İzmir’den bir çevre gönüllüsü olarak Muğla’ya geldiğini kaydeden Derya, “Bugün burası başka gün ülkenin başka bir yeri. Doğa tahribatı çok artmış vaziyette. Bu vahşi kapitalizme boyun eğiliyor. Ülkede birkaç kişi zengin olacak diye biz doğadan, sağlıklı yaşamdan, temiz sudan mahrum bırakılıyoruz. Böyle bir ülke olmaz. Bugün bunları tüketerek gelecekte nasıl bir ülke, nasıl bir doğa bırakacağız? Bu her insanın sorumluluğunda olmalı. Bir an önce adaletin uygulanmasını istiyoruz. Para için doğa satılamaz” sözleri ile tepkisini dile getirdi. 
 
‘Mahkemenin doğru karar vermesi için buradayız’
 
Ekolojist Gül Özavcı da, ÇED olumlu raporundan sonra belediyenin Bayır’da yapılan çimento fabrikasına ruhsat verdiğini ve bunun sonucunda fabrika yapım aşamasına başlandığını ifade ederek, ÇED’in iptali için dava açtıklarını söyledi. Gül, “Bu dava sonucunda mahkeme karar vermek için bilirkişilerden rapor istedi. 9 uzman bilirkişi araziye gelerek arazi incelemesi yaptılar ve raporlarını hazırladılar, mahkemeye sundular. Raporlarında oybirliğiyle şu çıktı; bu bölgede ÇED olumlu olsa dahi bu fabrikanın yapımı uygun değildir. Biz şimdi mahkemeden bilimsel verilere dayanarak ÇED raporunu iptal etmesini daha sonra da belediyenin buna dayanarak raporu iptal etmesini, çimento fabrikasının Bayır’dan yok edilmesini istiyoruz.

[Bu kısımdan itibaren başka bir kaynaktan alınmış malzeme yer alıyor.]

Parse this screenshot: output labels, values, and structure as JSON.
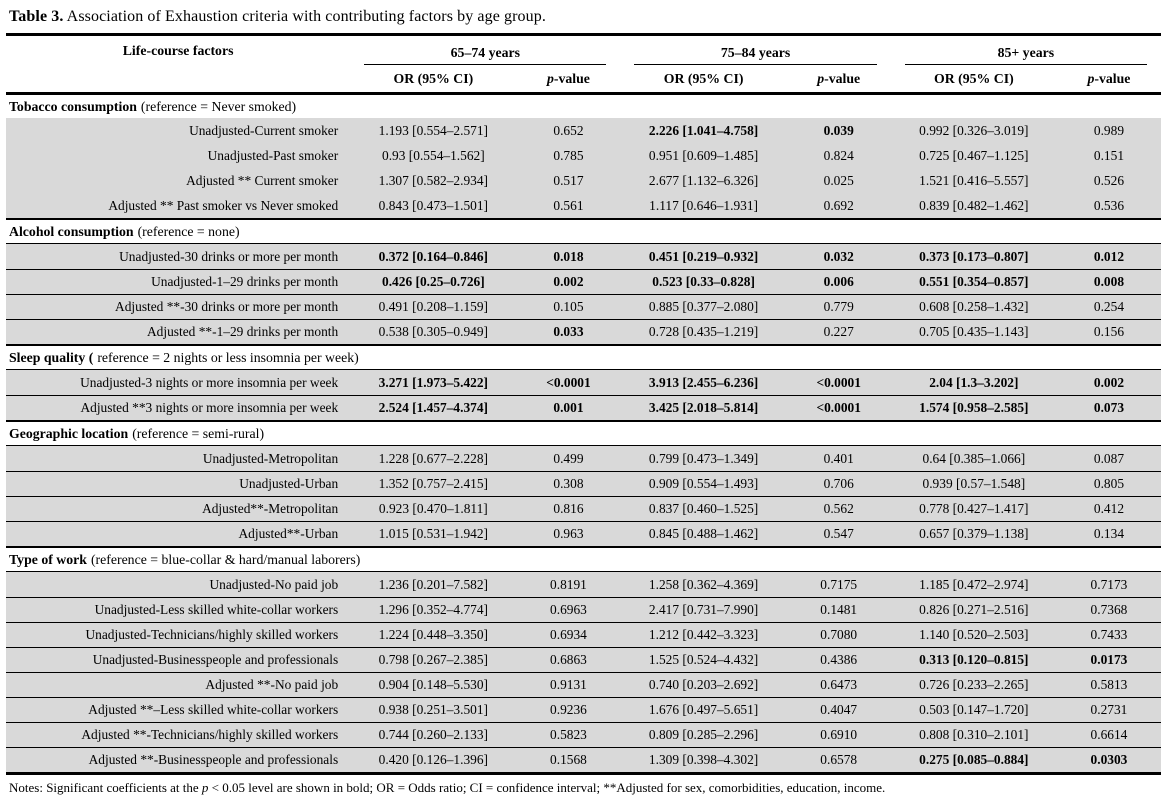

O yüzden de burada mahkemenin bizim için doğru karar vermesi için buradayız ve adalet nöbetine devam edeceğiz” dedi.
 
‘Sermayenin almış olduğu bir karar’
 
Fabrika kuruluş yerlerinin seçiminin bilimsel dayanağını aktaran Gül, şöyle konuştu: “Fabrikanın kurulacağı yerin tespit edilme aşamasında birinci ham maddeye, enerjiye, ulaşım yollarına ve pazara yakın olması tercih edilir. Sanırım fabrikanın yer seçimi tüm bunları karşıladığı için seçilmiştir ama etrafında yer alan ekolojik yapı hiçbir zaman göz önüne alınmamıştır. Bu bölgede yaşayan insanları bir avuç toprağı olan insan olarak görmüştür. Sermayenin almış olduğu bir karardır. Terazinin tek tarafı dolmuştur, diğer tarafı dolmamıştır.”